Fachkräfteaustausch in Kolumbien

Mit Carli unterwegs in Cali

Am 30. September ging es los - auf nach Kolumbien. Gemeinsam mit Carli, dem Maskottchen der DJK, machte ich mich am Montagmorgen auf den Weg zum Frankfurter Flughafen. Dort traf ich auf meine Mitreisenden Annika von der Sporthochschule Köln, Chrissy vom Kölner Fanprojekt, Joaquin von Spirit of Football und Julian von der Deutschen Sportjugend und der LAG kommunale Jugendringe NRW. Am frühen Nachmittag stiegen Carli und ich ins Flugzeug in Vorfreude und Erwartung auf den Fachkräfteaustausch in Cali. Anlass für unserer Reise war eine Anfrage von AGIAMONDO, einer Fachkräfteentsendeorganisation, für einen Austausch im Themenfeld Gewaltprävention im Fußball mit Fachkräften verschiedener Organisationen, Stiftungen und Initiativen aus der Fanszene von Deportivo Cali und América de Cali.
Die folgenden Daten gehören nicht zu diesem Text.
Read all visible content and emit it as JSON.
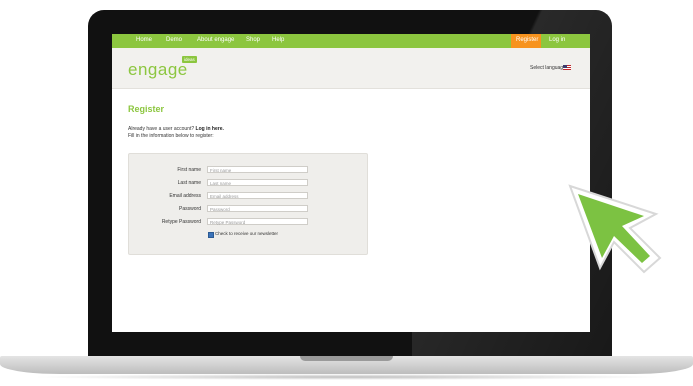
{
  "nav": {
    "items": [
      "Home",
      "Demo",
      "About engage",
      "Shop",
      "Help"
    ],
    "register": "Register",
    "login": "Log in"
  },
  "header": {
    "logo": "engage",
    "logo_badge": "ideas",
    "language_label": "Select language"
  },
  "main": {
    "title": "Register",
    "intro_prefix": "Already have a user account?",
    "intro_link": "Log in here.",
    "intro_line2": "Fill in the information below to register:"
  },
  "form": {
    "fields": [
      {
        "label": "First name",
        "placeholder": "First name"
      },
      {
        "label": "Last name",
        "placeholder": "Last name"
      },
      {
        "label": "Email address",
        "placeholder": "Email address"
      },
      {
        "label": "Password",
        "placeholder": "Password"
      },
      {
        "label": "Retype Password",
        "placeholder": "Retype Password"
      }
    ],
    "newsletter_label": "Check to receive our newsletter",
    "newsletter_checked": true
  },
  "colors": {
    "brand_green": "#8cc63f",
    "register_orange": "#f7931e"
  },
  "icons": [
    "flag-us-icon",
    "checkbox-checked-icon",
    "cursor-arrow-icon"
  ]
}
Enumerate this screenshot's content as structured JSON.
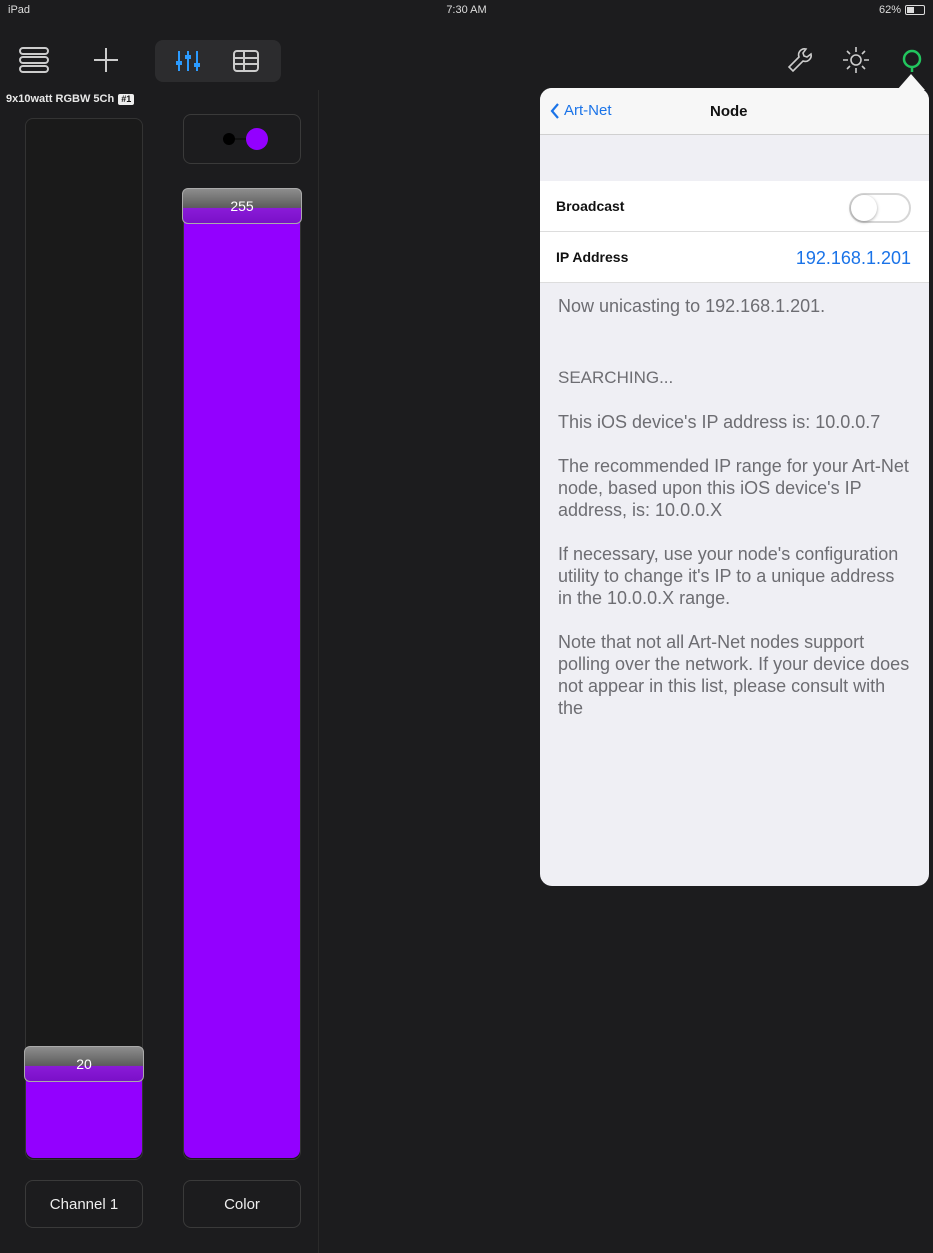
{
  "status": {
    "device": "iPad",
    "time": "7:30 AM",
    "battery": "62%"
  },
  "toolbar": {
    "menu_icon": "stack-icon",
    "add_icon": "plus-icon",
    "faders_icon": "sliders-icon",
    "table_icon": "grid-icon",
    "wrench_icon": "wrench-icon",
    "brightness_icon": "sun-icon",
    "network_icon": "ring-icon",
    "network_color": "#22c55e"
  },
  "fixture": {
    "name": "9x10watt RGBW 5Ch",
    "badge": "#1"
  },
  "faders": [
    {
      "label": "Channel 1",
      "value": "20",
      "level": 0.078
    },
    {
      "label": "Color",
      "value": "255",
      "level": 1.0
    }
  ],
  "accent": "#9300ff",
  "popover": {
    "back_label": "Art-Net",
    "title": "Node",
    "broadcast_label": "Broadcast",
    "broadcast_on": false,
    "ip_label": "IP Address",
    "ip_value": "192.168.1.201",
    "unicast_note": "Now unicasting to 192.168.1.201.",
    "searching": "SEARCHING...",
    "device_ip_note": "This iOS device's IP address is: 10.0.0.7",
    "range_note": "The recommended IP range for your Art-Net node, based upon this iOS device's IP address, is: 10.0.0.X",
    "config_note": "If necessary, use your node's configuration utility to change it's IP to a unique address in the 10.0.0.X range.",
    "polling_note": "Note that not all Art-Net nodes support polling over the network. If your device does not appear in this list, please consult with the"
  }
}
Tag 1 – Ein Blick in die Geschichte und auf Siloé

Nach einer langen Anreise wurden wir am 1. Oktober gegen 1 Uhr morgens herzlich von Anny am Flughafen begrüßt und ins Hotel gebracht. Nach wenigen Stunden Schlaf begann der erste Tag nach dem Frühstück mit dem kurzen Besuch einer Mall, um Sim-Karten zu kaufen und Geld zu wechseln. Später lernten wir die weiteren Fachkräfte Lina, Juliana, Anni und David kennen und starteten in den gemeinsamen Austausch mit einem Rundgang durch Siloé, eine der ärmsten Gegenden der Stadt. Enge Gassen und lebendige Wandgemälde prägen das Straßenbild. Wir lernten einiges über den Estallido von 2021 und seine Folgen, Polizeigewalt und Machtmissbrauch, politische Konflikte, aber auch über den Zusammenhalt und die immense Kraft der Menschen, die versuchen etwas für sich und ihre Gemeinschaft zu verändern. Durch David und Anni kamen wir mit den Menschen in Siloé ins Gespräch und wurden spontan von Jugendlichen zum Fußballspielen am kommenden Montag eingeladen. Wir besuchten auch das Museo Popular de Siloé, das das kollektive Gedächtnis der Gemeinschaft bewahrt und sich durch Beiträge, Erinnerungsstücke und Gegenstände der Menschen in Siloé ständig verändert und weiterentwickelt. Wir beendeten den ersten Tag voller Eindrücke nach einer Seilbahnfahrt über das nächtliche Siloé gemeinsam in einer Bar bei Gesprächen, Musik und Getränken.

Siloé

Führung durch Siloé

Museo Popular Siloé

Museo Popular Siloé

Tag 2 – Einblicke in die Fundación un Distrito en Paz

Nach einem langsamen Start in den Tag mit Co-Working und ausgiebiger Reflexionsrunde über die Eindrücke des ersten Tags in Siloé mit meinen Mitreisenden aus Deutschland fuhren wir zu FUNDP. Im gemeinsamen Austausch lernten wir die Mitarbeitenden und Engagierten der Fundación un Distrito en Paz kennen, die sich aus der Fanszene von América de Cali gegründet hat. Wir wurden durch einen Gemeinschaftsgarten geführt, der in einem Projekt gemeinsam mit den Bewohner*innen angelegt wurde und erfuhren die Hintergründe hinter der Escuelita Popular, die jeden Samstag die Kinder der Nachbarschaft zusammenbringt und einen Raum bietet, in der die Kinder gemeinsam spielen, lernen und wachsen. Natürlich spielt Fußball dabei eine Rolle. Die Kinder spielen gemeinsam Fußball und sprechen über ihre Visionen und Bemühungen für eine friedliche Fußballkultur und Gesellschaft. Zum Abschluss des Tages wurde draußen ein Fernseher aufgebaut, Stühle bereitgestellt und gemeinsam mit den Menschen in der Nachbarschaft das Spiel von América de Cali geschaut.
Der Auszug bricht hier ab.